May 2, 2014


*Laurence Schor represented MSA in the appeal

By: Jerry Walz

GSA A&E contract for the design of a new federal courthouse in Springfield, Massachusetts. Appellant appeals the denial of its claims of $2,946,622.99 arguing that GSA changed the criteria, wrongfully required MSA to provide a redesign to meet the design contract’s target construction budget directed efforts on the post-construction contract services (PCCS) which exceeded the scope of the modification concerning such work. Appellant also appeals $5,275,880 as reimbursement for escalation costs which GSA asserts as a counterclaim for consequential damages due to appellant’s late delivery of the project. The contract contained by reference FAR clause 52.236-22, “Design Within Funding Limitations.” In an 103 page opinion by Judge Pollack the Board grants in-part appellant’s affirmative claims and also grants appellant’s claim on the GSA counterclaim.

The Board rejected the GSA auditors position that appellant’s claim for extra “overtime” hours worked by salaried employees should not be considered and that the Government is not obligated to pay for value received. Although finding no cases directly on point, citing Neal & Co. v. United States, 17 Cl. Ct. 511 (1989), and GaN Corp., ASBCA 57834, 12-2 BCA ¶ 35,103, the Board finds “that the basic principle that one pays for value received should apply here.”

The Board finds that a GSA’s addition of Blast Enhancement and LEED compliance were significant changes in the design specification. Appellant submitted its design claim based on its total cost. The opinion discusses the ramifications of a total cost claim in significant detail and notes “our ultimate calculation is based on the modified total cost claim basis. In order to prevail on the modified basis, a claimant needs to establish four elements: (1) the nature of particular losses makes it impossible or highly impractical to determine the damages with a reasonable degree of accuracy, (2) the bid or estimate was realistic, (3) actual costs were reasonable, and (4) the contractor was not responsible for the added expense.”

The Board sustains the appeal of GSA’s counterclaim for consequential damages. On this issue the opinion concludes

“that in order for GSA to recover, either on its counterclaim or set off, GSA must show that the escalation damages were the result of negligence, the remainder of our analysis is not particularly complicated. We earlier found that MSA was liable under the Design Limitations clause to redesign.
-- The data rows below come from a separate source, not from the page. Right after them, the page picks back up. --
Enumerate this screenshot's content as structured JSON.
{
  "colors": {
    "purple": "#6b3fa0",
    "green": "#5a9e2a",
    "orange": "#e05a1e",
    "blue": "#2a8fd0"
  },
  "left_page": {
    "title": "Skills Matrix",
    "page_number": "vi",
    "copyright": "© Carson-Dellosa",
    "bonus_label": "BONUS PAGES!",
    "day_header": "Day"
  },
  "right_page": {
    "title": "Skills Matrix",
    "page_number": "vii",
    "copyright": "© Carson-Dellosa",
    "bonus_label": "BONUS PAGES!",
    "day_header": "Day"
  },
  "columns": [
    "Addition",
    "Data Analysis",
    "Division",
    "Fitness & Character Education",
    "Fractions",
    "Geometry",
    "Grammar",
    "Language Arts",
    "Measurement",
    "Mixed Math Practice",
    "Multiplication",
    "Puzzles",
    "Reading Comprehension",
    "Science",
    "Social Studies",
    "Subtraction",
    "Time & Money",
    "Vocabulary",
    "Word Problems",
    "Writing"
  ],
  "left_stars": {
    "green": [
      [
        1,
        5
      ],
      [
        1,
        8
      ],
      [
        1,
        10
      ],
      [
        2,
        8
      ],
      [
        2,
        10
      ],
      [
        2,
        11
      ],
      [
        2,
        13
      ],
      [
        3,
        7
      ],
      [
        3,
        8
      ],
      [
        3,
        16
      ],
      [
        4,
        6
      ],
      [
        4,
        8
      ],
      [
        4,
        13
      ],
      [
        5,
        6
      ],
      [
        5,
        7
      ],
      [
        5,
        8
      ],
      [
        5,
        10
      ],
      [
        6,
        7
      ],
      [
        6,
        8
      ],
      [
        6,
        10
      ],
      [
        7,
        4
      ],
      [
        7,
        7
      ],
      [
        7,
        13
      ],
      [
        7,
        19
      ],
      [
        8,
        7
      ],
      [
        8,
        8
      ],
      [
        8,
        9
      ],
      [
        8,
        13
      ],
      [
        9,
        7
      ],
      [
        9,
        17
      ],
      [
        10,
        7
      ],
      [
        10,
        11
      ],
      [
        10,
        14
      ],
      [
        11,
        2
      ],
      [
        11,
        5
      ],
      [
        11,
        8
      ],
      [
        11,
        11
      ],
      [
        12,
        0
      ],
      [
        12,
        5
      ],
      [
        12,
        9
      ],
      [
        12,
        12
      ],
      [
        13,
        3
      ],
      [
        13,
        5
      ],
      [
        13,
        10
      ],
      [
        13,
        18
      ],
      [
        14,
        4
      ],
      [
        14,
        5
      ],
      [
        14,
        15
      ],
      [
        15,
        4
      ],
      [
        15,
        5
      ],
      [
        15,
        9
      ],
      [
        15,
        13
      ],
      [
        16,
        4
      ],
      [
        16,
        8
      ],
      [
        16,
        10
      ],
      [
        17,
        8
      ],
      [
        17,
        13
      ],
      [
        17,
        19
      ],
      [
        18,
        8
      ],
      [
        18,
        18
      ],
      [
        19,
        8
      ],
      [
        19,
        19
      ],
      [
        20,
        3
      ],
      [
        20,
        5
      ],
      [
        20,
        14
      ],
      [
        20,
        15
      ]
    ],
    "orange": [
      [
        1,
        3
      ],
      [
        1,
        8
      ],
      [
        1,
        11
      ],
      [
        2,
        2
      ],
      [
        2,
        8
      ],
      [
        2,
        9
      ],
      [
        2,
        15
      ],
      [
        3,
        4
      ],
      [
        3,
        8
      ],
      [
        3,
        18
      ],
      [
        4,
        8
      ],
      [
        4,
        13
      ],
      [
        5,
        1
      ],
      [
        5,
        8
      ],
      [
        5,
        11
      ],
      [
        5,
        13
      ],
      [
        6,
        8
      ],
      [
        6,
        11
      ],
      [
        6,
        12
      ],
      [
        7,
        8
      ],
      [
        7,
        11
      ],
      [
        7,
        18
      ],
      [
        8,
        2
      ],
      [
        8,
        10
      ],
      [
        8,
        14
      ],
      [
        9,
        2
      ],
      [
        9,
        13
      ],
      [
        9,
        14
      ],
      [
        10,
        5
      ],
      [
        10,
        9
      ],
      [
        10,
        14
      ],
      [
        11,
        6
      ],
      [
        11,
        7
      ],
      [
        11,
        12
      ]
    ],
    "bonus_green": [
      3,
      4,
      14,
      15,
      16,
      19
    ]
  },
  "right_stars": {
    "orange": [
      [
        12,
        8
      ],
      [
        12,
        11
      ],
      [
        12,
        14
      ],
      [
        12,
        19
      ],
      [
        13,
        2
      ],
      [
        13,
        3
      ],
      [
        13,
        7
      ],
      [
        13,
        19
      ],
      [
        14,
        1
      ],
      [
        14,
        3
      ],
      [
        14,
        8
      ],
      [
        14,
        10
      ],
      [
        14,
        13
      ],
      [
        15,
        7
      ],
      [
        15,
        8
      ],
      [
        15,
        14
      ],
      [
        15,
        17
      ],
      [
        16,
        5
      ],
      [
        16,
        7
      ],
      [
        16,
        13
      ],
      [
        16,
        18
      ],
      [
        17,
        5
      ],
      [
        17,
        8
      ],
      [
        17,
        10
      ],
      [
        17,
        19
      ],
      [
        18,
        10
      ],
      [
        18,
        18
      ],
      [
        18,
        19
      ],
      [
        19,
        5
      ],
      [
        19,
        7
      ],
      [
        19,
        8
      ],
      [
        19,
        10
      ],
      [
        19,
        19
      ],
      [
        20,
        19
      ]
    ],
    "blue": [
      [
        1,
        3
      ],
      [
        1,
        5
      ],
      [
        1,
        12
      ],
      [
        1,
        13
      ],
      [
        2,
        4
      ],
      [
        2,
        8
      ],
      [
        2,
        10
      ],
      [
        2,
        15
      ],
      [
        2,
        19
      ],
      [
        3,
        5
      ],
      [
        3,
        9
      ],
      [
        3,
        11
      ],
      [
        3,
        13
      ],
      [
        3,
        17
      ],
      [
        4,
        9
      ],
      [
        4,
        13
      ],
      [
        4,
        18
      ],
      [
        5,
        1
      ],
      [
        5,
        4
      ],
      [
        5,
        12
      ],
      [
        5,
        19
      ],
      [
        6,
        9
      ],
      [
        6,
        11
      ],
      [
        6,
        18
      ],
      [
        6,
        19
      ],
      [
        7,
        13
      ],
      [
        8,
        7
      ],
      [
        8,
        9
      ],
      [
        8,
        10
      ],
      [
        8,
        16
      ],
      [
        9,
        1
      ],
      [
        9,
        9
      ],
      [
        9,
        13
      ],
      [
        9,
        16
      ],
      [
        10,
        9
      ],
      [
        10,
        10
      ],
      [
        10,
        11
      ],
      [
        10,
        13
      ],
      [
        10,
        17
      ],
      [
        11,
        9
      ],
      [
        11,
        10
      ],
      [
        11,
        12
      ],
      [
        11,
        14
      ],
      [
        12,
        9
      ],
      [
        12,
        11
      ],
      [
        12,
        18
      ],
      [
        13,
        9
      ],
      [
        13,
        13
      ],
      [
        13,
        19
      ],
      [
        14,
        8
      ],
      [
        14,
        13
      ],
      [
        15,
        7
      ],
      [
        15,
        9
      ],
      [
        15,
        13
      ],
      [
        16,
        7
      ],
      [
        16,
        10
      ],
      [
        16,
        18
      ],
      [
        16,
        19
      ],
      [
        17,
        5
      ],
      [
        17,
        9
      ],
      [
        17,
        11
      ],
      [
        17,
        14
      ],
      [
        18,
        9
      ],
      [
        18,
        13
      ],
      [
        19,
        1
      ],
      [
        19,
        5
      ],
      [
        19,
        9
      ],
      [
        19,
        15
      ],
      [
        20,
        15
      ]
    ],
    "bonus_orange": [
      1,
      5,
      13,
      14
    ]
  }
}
We based our decision in large measure on failures as to the estimate provided to GSA and the fact that the evidence indicated to us that CCS had erred in not taking steps to better verify the difficulties and costs associated with the planned construction. Neither at the hearing nor in documents has GSA established that failures associated with the estimate rose to a level that would qualify as professional negligence. While testimony and documents identified some bad choices and omissions as to the bid bust, the errors were not identified as negligence. Moreover, MSA did present testimony through its witnesses, who were architects, contending that the CCS estimate process was adequate and in line with what was required. In contrast, GSA presented no rebuttal from any architect or engineer. MSA also cited to the GSA and Heery reviews of the estimate, which it claims confirmed that CCS performed properly. As addressed in the redesign claim, we found that MSA did not meet the beyond reasonable control test, and based that largely on our finding of error in the estimating process. Error, however, does not equal professional negligence. For the latter, GSA needed at a minimum to provide an expert whose testimony or documents charged and then established that MSA was professionally negligent in its preparation and delivery of the design, so as to be liable for the consequential delay damages claimed. We find GSA did not establish negligence and accordingly we deny GSA’s counterclaim and set off. Accordingly, we grant MSA’s appeal as to on this matter.”